L'analyse précédente voyait la photo de Ralph Gibson comme la réalisation d'une superposition équivoque de plans à la surface de la vitre. C'est une manière de voir les choses, qui, depuis quelques années, ne me satisfait plus. Aujourd'hui, pour plusieurs raisons, j'aurais tendance à classer les reflets en général et celui-ci en particulier dans la catégorie des contiguïtés équivoques de plan.
En premier lieu, cette photo n'obéit pas pleinement aux règles de base de la superposition équivoque. La superposition veut qu'un seul et même élément de l'image puisse être perçu ou compris de plusieurs manières différentes. Si il est vrai que la vitrine, où tout vient se déposer ou se refléter, peut apparaître comme un élément unique, nous avons un ensemble complexe composé de strates d'images, de différents plans échelonnés dans l'espace qui viennent se déposer sur l'écran de la vitrine. Ainsi, l'unicité apparente de l'image du reflet ne provient pas d'un élément plastique global et unique, mais d'une accumulation de formes parcellaires et complémentaires. La vitrine n'est que le lieu incertain où des éléments extérieurs, distincts et autonomes, viennent se refléter à partir d'endroits aux échelonnements différents.

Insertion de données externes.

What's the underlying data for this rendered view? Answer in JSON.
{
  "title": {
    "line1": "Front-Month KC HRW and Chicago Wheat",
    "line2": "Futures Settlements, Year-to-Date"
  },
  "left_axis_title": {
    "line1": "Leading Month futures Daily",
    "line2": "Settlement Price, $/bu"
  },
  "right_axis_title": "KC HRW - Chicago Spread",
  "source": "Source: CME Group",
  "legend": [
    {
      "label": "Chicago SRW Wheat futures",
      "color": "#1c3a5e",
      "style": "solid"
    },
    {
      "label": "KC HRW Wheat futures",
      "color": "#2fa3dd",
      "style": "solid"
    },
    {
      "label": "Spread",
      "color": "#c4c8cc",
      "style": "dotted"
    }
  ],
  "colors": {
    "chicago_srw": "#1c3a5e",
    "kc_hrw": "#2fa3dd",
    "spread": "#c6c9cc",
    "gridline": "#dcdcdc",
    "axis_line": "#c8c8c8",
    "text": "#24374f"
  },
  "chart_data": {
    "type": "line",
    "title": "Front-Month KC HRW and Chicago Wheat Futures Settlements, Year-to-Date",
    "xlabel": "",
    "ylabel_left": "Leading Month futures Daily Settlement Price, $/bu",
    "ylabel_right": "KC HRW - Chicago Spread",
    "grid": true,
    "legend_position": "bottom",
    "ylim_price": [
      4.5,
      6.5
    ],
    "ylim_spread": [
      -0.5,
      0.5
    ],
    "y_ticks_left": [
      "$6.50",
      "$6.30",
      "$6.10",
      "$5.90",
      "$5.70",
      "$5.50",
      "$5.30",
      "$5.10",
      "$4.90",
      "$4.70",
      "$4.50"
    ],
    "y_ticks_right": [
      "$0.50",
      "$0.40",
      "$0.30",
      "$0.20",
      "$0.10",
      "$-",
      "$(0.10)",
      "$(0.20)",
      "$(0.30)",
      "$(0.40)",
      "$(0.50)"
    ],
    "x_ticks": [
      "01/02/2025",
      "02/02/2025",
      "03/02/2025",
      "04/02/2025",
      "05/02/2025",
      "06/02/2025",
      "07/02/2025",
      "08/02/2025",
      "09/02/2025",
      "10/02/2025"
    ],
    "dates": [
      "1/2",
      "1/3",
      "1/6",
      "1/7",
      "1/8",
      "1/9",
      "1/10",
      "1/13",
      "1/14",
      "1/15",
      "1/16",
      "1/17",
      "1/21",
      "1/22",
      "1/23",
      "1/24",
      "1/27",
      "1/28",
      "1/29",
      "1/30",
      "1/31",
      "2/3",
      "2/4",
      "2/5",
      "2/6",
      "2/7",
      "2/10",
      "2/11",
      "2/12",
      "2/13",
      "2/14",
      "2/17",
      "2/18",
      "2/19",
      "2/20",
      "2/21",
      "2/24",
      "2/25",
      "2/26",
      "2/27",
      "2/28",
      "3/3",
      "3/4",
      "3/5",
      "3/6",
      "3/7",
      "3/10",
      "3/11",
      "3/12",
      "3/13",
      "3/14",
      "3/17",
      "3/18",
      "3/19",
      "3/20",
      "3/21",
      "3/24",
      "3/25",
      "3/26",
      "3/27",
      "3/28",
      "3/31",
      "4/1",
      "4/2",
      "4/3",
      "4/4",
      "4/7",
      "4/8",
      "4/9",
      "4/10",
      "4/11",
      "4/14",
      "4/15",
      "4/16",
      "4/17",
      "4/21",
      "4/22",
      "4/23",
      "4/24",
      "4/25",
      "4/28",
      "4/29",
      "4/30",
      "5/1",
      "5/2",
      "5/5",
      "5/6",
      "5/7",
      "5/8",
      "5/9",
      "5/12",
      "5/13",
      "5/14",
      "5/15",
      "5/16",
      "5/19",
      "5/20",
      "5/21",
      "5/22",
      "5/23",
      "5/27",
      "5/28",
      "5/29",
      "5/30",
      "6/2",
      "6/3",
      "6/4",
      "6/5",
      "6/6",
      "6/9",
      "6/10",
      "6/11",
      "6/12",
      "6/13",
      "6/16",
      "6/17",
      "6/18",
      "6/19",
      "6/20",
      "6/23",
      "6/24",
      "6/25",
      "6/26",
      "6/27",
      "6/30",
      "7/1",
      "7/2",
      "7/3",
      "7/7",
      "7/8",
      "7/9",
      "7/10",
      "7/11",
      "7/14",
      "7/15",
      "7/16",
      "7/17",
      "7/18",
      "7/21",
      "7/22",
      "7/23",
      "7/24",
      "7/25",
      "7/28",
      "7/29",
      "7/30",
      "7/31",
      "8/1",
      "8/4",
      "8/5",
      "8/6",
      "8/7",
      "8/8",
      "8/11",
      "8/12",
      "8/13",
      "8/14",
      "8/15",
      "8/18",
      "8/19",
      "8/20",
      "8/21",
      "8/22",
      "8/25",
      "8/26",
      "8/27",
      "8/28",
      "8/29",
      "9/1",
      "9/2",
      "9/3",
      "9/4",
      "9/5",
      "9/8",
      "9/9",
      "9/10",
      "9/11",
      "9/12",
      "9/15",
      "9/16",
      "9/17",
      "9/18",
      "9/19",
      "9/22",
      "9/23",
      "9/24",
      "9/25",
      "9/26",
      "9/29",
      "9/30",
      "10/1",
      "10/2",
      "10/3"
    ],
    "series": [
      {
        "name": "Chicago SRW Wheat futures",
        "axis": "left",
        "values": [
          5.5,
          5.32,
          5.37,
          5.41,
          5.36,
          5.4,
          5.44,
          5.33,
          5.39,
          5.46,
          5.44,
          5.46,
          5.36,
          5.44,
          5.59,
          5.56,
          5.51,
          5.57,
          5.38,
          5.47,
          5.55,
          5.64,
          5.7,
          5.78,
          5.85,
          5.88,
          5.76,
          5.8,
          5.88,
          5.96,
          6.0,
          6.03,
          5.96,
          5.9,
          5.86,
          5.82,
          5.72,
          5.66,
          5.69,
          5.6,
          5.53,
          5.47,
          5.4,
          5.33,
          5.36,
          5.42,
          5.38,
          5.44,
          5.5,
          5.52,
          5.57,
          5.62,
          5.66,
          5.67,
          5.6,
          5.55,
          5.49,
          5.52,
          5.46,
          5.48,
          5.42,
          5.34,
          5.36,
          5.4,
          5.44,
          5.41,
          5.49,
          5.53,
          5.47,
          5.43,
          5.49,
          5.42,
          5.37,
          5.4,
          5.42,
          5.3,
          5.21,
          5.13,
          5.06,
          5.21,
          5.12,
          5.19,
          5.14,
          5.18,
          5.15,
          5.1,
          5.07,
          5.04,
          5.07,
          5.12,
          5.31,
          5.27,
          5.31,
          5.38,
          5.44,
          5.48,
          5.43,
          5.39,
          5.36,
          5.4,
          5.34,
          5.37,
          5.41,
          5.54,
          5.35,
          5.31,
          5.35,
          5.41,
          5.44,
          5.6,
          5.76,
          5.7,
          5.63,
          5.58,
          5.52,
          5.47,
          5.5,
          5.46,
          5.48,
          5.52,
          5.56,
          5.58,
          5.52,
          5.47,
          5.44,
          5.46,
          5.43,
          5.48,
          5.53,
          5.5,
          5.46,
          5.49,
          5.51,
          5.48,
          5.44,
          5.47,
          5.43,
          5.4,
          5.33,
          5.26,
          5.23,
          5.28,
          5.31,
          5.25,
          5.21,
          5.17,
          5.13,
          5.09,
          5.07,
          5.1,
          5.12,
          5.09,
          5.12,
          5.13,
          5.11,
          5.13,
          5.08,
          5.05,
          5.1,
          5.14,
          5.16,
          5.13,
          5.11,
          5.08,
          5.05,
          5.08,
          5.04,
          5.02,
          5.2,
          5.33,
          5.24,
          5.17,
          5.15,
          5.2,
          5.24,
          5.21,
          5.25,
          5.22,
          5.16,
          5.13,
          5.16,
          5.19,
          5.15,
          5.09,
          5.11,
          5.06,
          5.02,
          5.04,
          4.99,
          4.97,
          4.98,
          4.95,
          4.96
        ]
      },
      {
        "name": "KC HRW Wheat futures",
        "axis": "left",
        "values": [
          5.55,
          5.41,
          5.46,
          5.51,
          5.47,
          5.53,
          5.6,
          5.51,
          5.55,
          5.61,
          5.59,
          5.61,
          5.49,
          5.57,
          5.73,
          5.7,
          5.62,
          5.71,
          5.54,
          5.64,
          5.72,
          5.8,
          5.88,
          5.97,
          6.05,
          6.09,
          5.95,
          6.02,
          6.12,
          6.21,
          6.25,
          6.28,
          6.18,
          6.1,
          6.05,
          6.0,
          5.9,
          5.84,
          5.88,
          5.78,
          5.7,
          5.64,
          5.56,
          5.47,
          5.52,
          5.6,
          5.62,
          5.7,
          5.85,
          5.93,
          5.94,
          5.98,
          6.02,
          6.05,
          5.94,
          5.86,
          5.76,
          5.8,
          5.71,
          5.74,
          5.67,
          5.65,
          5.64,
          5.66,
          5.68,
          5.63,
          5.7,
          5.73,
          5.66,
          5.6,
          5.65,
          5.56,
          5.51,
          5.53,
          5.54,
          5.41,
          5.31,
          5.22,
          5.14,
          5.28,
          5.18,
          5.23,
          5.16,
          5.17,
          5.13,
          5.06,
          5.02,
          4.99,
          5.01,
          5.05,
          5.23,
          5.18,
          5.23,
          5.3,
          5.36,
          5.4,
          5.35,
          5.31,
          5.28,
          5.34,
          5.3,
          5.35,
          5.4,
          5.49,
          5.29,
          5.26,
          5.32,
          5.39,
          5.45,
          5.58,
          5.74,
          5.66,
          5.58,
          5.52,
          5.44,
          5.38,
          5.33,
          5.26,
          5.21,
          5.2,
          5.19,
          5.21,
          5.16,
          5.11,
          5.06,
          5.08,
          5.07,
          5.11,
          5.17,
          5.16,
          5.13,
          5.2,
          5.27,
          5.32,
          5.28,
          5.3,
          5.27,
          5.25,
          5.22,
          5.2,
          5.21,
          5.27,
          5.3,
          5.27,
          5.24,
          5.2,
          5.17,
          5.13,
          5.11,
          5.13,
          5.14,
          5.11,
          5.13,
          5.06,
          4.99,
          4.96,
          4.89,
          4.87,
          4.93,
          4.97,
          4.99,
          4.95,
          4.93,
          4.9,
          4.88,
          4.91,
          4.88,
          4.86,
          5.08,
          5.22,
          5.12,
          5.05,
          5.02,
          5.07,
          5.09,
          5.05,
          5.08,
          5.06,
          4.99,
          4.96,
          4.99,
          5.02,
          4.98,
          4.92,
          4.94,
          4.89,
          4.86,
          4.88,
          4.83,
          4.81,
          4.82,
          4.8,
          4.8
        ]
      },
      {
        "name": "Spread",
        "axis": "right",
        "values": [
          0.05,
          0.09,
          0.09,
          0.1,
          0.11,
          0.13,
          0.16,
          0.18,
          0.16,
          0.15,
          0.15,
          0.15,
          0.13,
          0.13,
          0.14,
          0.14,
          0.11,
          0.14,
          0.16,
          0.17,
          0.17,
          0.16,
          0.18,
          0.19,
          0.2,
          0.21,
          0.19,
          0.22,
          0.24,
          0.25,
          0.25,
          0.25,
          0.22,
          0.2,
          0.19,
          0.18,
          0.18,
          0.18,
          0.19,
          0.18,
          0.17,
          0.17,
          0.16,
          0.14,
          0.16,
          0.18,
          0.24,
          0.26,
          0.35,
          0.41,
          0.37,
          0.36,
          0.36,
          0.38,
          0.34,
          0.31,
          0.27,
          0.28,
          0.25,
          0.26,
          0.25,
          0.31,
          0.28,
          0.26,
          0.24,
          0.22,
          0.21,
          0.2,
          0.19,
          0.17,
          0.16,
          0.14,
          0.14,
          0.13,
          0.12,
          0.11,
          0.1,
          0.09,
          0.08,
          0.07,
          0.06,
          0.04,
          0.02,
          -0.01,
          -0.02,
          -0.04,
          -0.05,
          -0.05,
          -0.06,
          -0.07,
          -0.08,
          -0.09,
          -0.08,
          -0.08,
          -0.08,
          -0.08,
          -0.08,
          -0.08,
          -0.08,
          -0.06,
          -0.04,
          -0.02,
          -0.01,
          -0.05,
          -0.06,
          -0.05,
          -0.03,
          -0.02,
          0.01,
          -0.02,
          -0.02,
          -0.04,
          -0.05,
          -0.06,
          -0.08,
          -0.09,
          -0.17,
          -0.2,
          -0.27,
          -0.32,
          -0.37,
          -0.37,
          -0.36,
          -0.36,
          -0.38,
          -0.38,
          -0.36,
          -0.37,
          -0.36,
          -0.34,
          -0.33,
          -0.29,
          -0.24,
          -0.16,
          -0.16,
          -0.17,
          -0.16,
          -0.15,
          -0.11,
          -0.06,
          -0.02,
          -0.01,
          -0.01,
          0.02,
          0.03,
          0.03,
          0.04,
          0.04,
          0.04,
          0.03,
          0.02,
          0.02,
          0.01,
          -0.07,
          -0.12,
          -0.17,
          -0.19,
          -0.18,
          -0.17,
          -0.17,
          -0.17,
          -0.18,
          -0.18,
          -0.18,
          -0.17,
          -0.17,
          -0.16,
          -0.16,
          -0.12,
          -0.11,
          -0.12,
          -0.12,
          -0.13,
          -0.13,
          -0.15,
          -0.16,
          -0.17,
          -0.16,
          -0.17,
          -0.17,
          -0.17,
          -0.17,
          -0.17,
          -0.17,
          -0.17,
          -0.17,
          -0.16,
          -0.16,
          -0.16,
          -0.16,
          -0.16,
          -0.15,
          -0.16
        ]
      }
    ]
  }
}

C'est ainsi que le contact équivoque est plus à même de rendre compte de cette rencontre inopinée d'éléments disparates à la surface d'un plan. Car cette rencontre ne travaille pas l'orientation des plans convoqués par le reflet, l'orientation étant la deuxième caractéristique essentielle de la superposition. En cette image, toute l'ambiguïté provient de l'échelonnement attendu de plans, échelonnement qui est bouleversé par un simple reflet. Ainsi, des plans situés dans le hors-champ arrière du spectateur s'avancent jusqu'à la vitre pour s'offrir à notre vue : la rue, des arbres, le photographe. De même, dans cette pénombre, le décor de la vitrine et la boutique elle-même semblent s'avancer jusqu'à la vitre. C'est ainsi que le vêtement qui y est exposé peut entrer en contact avec le photographe.
Nous avons donc là une multiplicité de contiguïtés équivoques qui se distinguent des autres contacts en ce qu'une multitude de plans, qui forment à eux seuls des images globales, viennent s'agréger en un lieu unique. En cela, nous ne sommes pas loin de l'image dans l'image.